CELF2 as a context-dependent RNA regulator in Alzheimer’s Disease

Neurodegenerative diseases such as Alzheimer’s disease (AD) arise from complex interactions between genetic risk, age-related molecular changes, and dysregulated RNA processing. While genome-wide studies have identified numerous AD-associated loci, the RNA-based mechanisms that translate genetic risk into disease phenotypes remain incompletely understood. RNA-binding proteins (RBPs) are emerging as critical post-transcriptional regulators linking genomic information to neuronal function. CELF2 is a multifunctional RBP that controls alternative splicing, mRNA stability, and translation, yet its role in aging and neurodegeneration has not been defined.

Here, we investigate CELF2 as a neurogenetic regulator in AD using an amyloid-driven mouse model. We demonstrate that CELF2 undergoes a pronounced age- and disease-dependent subcellular localization shift, transitioning from predominantly nuclear localization in young brains to increased cytoplasmic accumulation in aged and AD-like states. This redistribution is accompanied by enhanced colocalization with stress granules, suggesting engagement with stress-responsive RNA regulatory pathways. These findings indicate that disease-associated changes in CELF2 localization fundamentally alter its functional role, shifting it away from canonical nuclear splicing regulation.
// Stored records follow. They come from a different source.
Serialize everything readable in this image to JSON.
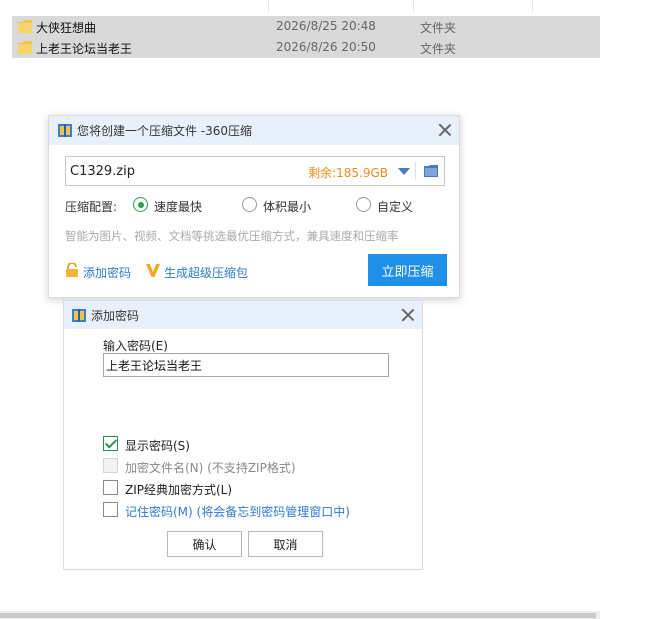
{
  "explorer": {
    "files": [
      {
        "name": "大侠狂想曲",
        "date": "2026/8/25 20:48",
        "type": "文件夹"
      },
      {
        "name": "上老王论坛当老王",
        "date": "2026/8/26 20:50",
        "type": "文件夹"
      }
    ]
  },
  "compress_dialog": {
    "title": "您将创建一个压缩文件 -360压缩",
    "filename": "C1329.zip",
    "free_space": "剩余:185.9GB",
    "config_label": "压缩配置:",
    "options": [
      {
        "label": "速度最快",
        "checked": true
      },
      {
        "label": "体积最小",
        "checked": false
      },
      {
        "label": "自定义",
        "checked": false
      }
    ],
    "hint": "智能为图片、视频、文档等挑选最优压缩方式，兼具速度和压缩率",
    "add_password_link": "添加密码",
    "super_link": "生成超级压缩包",
    "compress_button": "立即压缩"
  },
  "password_dialog": {
    "title": "添加密码",
    "input_label": "输入密码(E)",
    "input_value": "上老王论坛当老王",
    "checks": {
      "show_password": {
        "label": "显示密码(S)",
        "checked": true
      },
      "encrypt_filenames": {
        "label": "加密文件名(N) (不支持ZIP格式)",
        "disabled": true
      },
      "zip_classic": {
        "label": "ZIP经典加密方式(L)",
        "checked": false
      },
      "remember": {
        "label": "记住密码(M) (将会备忘到密码管理窗口中)",
        "checked": false
      }
    },
    "ok_button": "确认",
    "cancel_button": "取消"
  },
  "colors": {
    "accent": "#1f8fe8",
    "free_space": "#ef8b1c",
    "link": "#2f7bd1",
    "radio_checked": "#27a04b",
    "titlebar": "#e8f1fb"
  }
}
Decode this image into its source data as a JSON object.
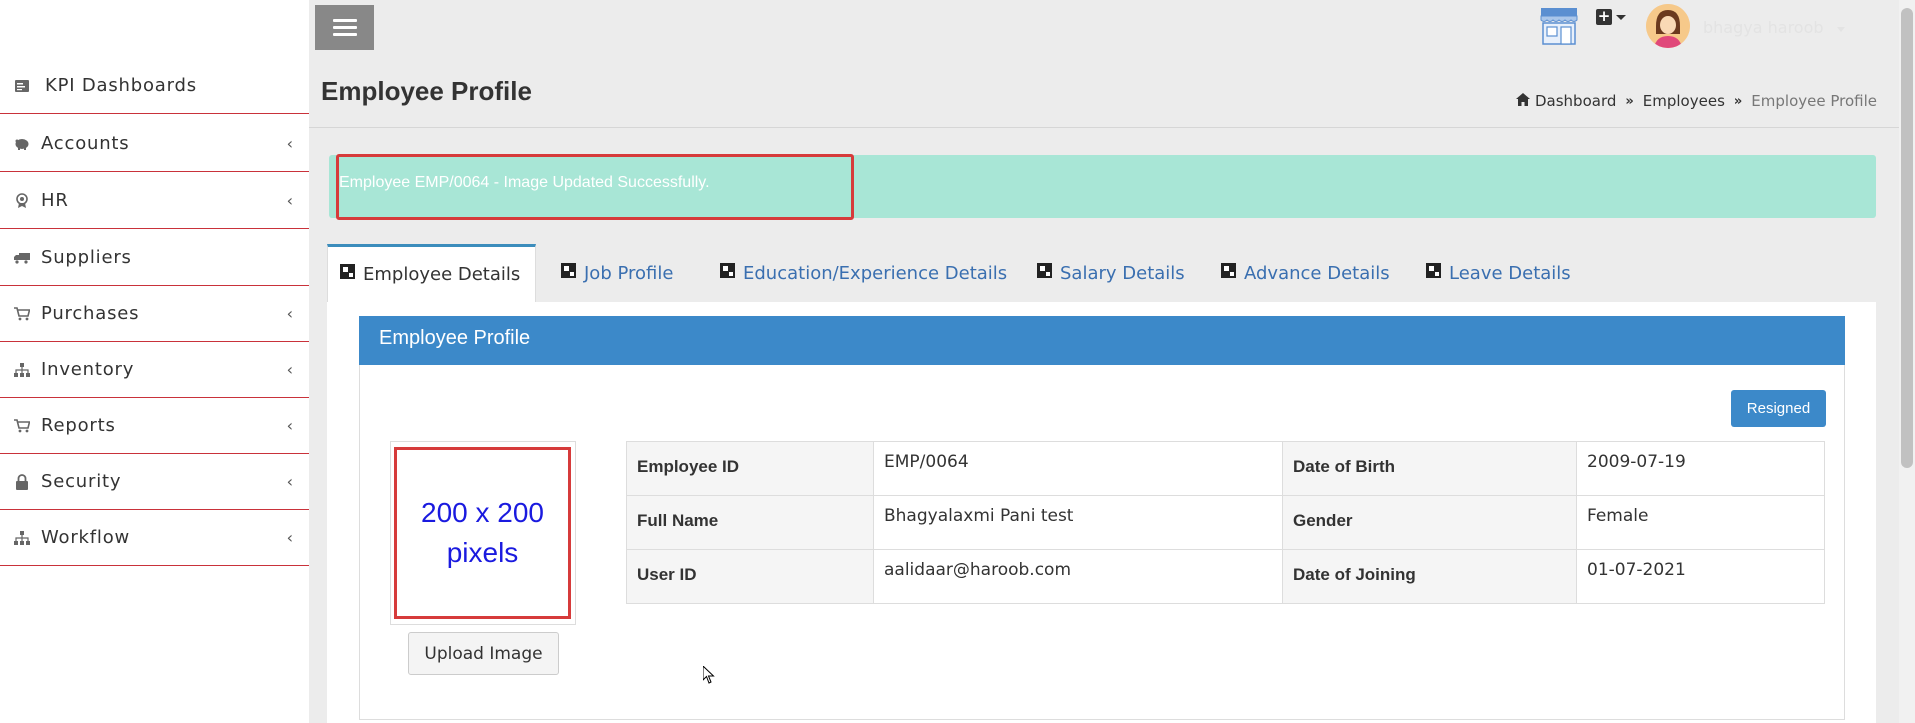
{
  "sidebar": {
    "items": [
      {
        "label": "KPI Dashboards",
        "icon": "dashboard-icon",
        "has_submenu": false
      },
      {
        "label": "Accounts",
        "icon": "piggy-bank-icon",
        "has_submenu": true
      },
      {
        "label": "HR",
        "icon": "badge-icon",
        "has_submenu": true
      },
      {
        "label": "Suppliers",
        "icon": "truck-icon",
        "has_submenu": false
      },
      {
        "label": "Purchases",
        "icon": "cart-icon",
        "has_submenu": true
      },
      {
        "label": "Inventory",
        "icon": "sitemap-icon",
        "has_submenu": true
      },
      {
        "label": "Reports",
        "icon": "cart-icon",
        "has_submenu": true
      },
      {
        "label": "Security",
        "icon": "lock-icon",
        "has_submenu": true
      },
      {
        "label": "Workflow",
        "icon": "sitemap-icon",
        "has_submenu": true
      }
    ]
  },
  "topbar": {
    "user_name": "bhagya haroob"
  },
  "page": {
    "title": "Employee Profile"
  },
  "breadcrumb": {
    "items": [
      "Dashboard",
      "Employees",
      "Employee Profile"
    ]
  },
  "alert": {
    "message": "Employee EMP/0064 - Image Updated Successfully."
  },
  "tabs": [
    {
      "label": "Employee Details",
      "active": true
    },
    {
      "label": "Job Profile",
      "active": false
    },
    {
      "label": "Education/Experience Details",
      "active": false
    },
    {
      "label": "Salary Details",
      "active": false
    },
    {
      "label": "Advance Details",
      "active": false
    },
    {
      "label": "Leave Details",
      "active": false
    }
  ],
  "profile": {
    "box_title": "Employee Profile",
    "status_badge": "Resigned",
    "image_placeholder_line1": "200 x 200",
    "image_placeholder_line2": "pixels",
    "upload_label": "Upload Image",
    "fields": {
      "employee_id_label": "Employee ID",
      "employee_id": "EMP/0064",
      "dob_label": "Date of Birth",
      "dob": "2009-07-19",
      "full_name_label": "Full Name",
      "full_name": "Bhagyalaxmi Pani test",
      "gender_label": "Gender",
      "gender": "Female",
      "user_id_label": "User ID",
      "user_id": "aalidaar@haroob.com",
      "doj_label": "Date of Joining",
      "doj": "01-07-2021"
    }
  },
  "colors": {
    "accent": "#3c89c9",
    "alert_bg": "#a8e6d6",
    "highlight": "#d63b3b",
    "sidebar_divider": "#c9323a"
  }
}
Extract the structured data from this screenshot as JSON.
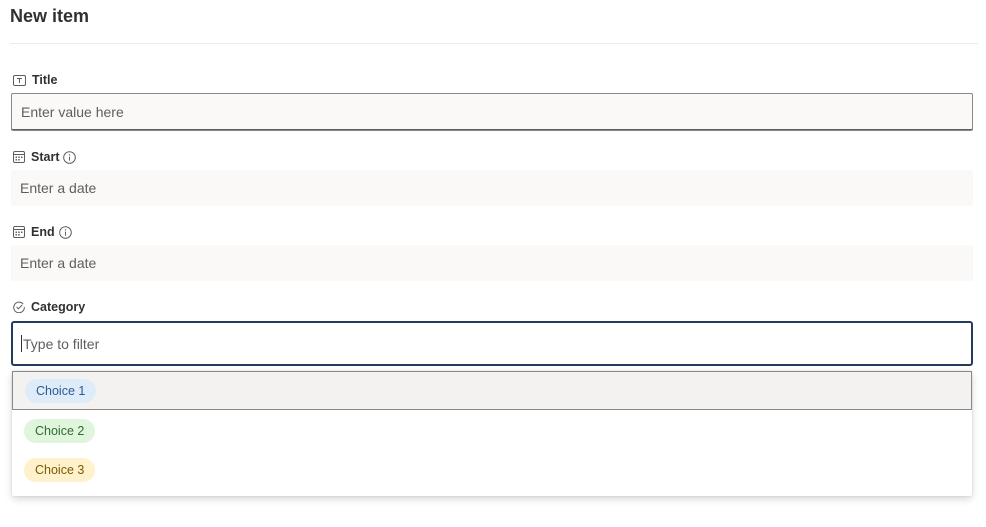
{
  "header": {
    "title": "New item"
  },
  "fields": {
    "title": {
      "label": "Title",
      "placeholder": "Enter value here",
      "icon": "text-field-icon"
    },
    "start": {
      "label": "Start",
      "placeholder": "Enter a date",
      "icon": "calendar-icon"
    },
    "end": {
      "label": "End",
      "placeholder": "Enter a date",
      "icon": "calendar-icon"
    },
    "category": {
      "label": "Category",
      "placeholder": "Type to filter",
      "icon": "choice-check-icon"
    }
  },
  "dropdown": {
    "options": [
      {
        "label": "Choice 1",
        "bg": "#deecf9",
        "fg": "#2b5a91",
        "selected": true
      },
      {
        "label": "Choice 2",
        "bg": "#dff6dd",
        "fg": "#2f6a2c",
        "selected": false
      },
      {
        "label": "Choice 3",
        "bg": "#fff1cc",
        "fg": "#7a5b00",
        "selected": false
      }
    ]
  },
  "colors": {
    "focus_border": "#243a5e",
    "input_bg": "#faf9f8"
  }
}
To assess the functional consequences of CELF2 dosage in AD, we examined mice with partial reduction of CELF2 expression in the disease background. Behavioral analyses revealed significant improvements in cognitive performance relative to AD controls. At the molecular level, reduced CELF2 attenuated pathological alternative splicing of key AD-associated genes, including APP and MAPT, restoring splice patterns toward a non-pathological state. In parallel, lipidomic profiling revealed increased abundance of myelin-associated lipid species, consistent with improved white matter integrity and neuronal resilience. These molecular changes were accompanied by reduced neuropathological burden.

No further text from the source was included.